La Russie risque de perdre six ans avec le retour attendu de Vladimir Poutine à la présidence en 2012 si celui-ci ne réforme pas en profondeur le système politique, a estimé lundi le dernier dirigeant soviétique et père de la Perestroïka Mikhaïl Gorbatchev. "Nous pouvons nous attendre à ce qu'il n'y ait aucune avancée à l'avenir si on ne procède pas à de sérieux changements au niveau de l'ensemble du système" politique, écrit M. Gorbatchev dans le journal Novaïa Gazeta, dont il est actionnaire. "Il me semble que sans cela, nous risquons de perdre six ans. Je pense que le futur président devrait y réfléchir très sérieusement", a-t-il ajouté, soulignant que la Russie était dans une "impasse" et que la situation n'était "pas simple". "Si le futur président ne procède à aucun changement et pense uniquement à conserver le pouvoir (...), ce sera son erreur", prévient M. Gorbatchev.
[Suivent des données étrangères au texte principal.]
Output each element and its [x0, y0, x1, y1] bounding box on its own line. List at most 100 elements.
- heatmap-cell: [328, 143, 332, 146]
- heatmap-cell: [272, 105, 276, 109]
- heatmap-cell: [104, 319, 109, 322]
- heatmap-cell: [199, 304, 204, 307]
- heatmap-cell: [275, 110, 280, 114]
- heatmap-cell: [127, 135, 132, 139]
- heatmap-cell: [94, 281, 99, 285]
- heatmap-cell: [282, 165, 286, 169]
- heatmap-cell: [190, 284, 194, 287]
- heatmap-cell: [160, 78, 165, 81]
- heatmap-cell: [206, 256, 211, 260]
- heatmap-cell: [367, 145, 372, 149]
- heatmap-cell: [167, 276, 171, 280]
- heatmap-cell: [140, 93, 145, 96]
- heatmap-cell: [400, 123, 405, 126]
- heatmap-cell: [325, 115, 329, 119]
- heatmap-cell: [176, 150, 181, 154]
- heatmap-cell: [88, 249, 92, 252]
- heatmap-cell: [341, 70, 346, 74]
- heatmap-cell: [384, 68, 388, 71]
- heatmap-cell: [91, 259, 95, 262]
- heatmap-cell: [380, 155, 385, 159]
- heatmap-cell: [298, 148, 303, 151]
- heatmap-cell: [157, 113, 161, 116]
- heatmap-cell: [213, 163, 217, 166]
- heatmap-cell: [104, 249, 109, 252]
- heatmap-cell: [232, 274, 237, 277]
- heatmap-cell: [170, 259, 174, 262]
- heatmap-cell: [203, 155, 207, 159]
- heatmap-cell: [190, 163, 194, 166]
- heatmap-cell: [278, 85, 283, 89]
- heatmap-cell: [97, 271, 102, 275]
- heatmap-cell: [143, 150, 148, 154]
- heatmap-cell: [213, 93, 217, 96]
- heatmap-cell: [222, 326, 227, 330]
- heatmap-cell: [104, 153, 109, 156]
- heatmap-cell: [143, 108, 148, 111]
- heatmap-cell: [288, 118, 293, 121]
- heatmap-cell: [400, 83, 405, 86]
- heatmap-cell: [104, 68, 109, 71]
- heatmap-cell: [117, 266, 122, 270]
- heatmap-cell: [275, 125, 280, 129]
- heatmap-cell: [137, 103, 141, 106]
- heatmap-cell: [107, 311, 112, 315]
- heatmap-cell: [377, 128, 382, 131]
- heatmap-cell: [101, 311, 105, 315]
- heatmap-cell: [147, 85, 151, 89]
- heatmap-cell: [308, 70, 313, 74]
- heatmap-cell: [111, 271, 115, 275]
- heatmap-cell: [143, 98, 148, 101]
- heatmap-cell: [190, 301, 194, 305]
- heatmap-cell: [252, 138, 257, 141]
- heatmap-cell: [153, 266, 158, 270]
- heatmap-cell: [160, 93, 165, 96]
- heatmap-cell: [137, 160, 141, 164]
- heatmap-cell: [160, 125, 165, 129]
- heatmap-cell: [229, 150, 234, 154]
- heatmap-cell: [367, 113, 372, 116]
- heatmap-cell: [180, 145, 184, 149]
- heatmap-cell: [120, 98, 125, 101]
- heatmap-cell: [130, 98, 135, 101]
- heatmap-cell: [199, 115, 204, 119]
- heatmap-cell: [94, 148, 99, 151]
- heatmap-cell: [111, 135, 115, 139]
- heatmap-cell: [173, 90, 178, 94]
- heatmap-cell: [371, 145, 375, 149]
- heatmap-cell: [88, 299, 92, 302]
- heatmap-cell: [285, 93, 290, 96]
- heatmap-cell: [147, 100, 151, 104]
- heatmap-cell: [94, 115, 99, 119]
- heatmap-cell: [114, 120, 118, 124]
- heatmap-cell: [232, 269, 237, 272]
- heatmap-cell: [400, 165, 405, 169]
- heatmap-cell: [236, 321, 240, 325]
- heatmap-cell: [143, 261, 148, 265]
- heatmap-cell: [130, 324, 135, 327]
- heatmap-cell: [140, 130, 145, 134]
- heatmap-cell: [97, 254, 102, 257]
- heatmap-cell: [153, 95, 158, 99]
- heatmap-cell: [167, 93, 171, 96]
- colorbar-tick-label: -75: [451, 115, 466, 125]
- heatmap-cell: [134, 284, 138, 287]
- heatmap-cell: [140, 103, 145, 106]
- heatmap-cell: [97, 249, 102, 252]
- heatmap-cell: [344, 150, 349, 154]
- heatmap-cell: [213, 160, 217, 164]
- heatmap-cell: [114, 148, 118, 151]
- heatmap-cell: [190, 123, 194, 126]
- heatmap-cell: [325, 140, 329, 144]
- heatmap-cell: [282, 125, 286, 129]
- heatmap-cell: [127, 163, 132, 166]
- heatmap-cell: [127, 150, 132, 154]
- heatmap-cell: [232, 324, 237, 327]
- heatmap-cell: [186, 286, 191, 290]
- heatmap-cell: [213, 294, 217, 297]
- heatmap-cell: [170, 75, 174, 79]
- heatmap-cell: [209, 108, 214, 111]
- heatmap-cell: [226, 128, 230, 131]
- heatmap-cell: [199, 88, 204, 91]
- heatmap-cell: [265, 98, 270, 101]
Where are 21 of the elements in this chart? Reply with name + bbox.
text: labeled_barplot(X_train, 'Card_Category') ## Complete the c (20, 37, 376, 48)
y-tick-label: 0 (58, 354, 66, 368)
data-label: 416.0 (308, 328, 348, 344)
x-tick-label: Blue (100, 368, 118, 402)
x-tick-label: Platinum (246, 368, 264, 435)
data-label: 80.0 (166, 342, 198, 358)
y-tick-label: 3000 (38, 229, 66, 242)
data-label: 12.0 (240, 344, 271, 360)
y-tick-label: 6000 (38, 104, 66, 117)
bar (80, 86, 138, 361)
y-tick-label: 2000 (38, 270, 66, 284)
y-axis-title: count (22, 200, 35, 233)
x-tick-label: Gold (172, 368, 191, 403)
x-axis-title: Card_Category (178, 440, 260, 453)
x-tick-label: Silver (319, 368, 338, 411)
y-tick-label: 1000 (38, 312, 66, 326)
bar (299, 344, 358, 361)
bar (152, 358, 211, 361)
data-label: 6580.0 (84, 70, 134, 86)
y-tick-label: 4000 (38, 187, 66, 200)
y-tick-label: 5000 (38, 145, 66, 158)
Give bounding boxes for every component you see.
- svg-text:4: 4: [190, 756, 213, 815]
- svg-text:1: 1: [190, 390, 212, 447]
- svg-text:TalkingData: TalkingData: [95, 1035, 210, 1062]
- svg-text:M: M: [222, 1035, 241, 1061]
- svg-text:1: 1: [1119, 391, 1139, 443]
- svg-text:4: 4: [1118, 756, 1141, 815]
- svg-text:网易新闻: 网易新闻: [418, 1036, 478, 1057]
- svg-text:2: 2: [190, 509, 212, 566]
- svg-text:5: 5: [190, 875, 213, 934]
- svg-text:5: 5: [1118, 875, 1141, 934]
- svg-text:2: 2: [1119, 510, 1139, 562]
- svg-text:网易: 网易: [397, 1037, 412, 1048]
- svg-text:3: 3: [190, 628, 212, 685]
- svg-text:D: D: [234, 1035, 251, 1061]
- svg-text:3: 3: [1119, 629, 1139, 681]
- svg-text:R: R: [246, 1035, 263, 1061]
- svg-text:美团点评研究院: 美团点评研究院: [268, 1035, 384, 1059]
Le Premier ministre Vladimir Poutine a annoncé samedi son intention de redevenir président après le scrutin de mars 2012, une élection qu'il est quasi assuré de remporter en l'absence de réelle opposition, laminée durant ses deux mandats au Kremlin (2000-2008). Il a précisé qu'il confierait la direction du gouvernement à M. Medvedev, qu'il avait désigné en 2008 pour lui succéder au Kremlin, faute de pouvoir se représenter, selon la Constitution.
En août, M. Gorbatchev avait dénoncé les "tendances autoritaires" de M. Poutine et critiqué son parti, Russie unie, ultra-majoritaire à la chambre basse du Parlement (Douma), estimant qu'il ressemblait à ce qu'était le Parti communiste à l'époque soviétique.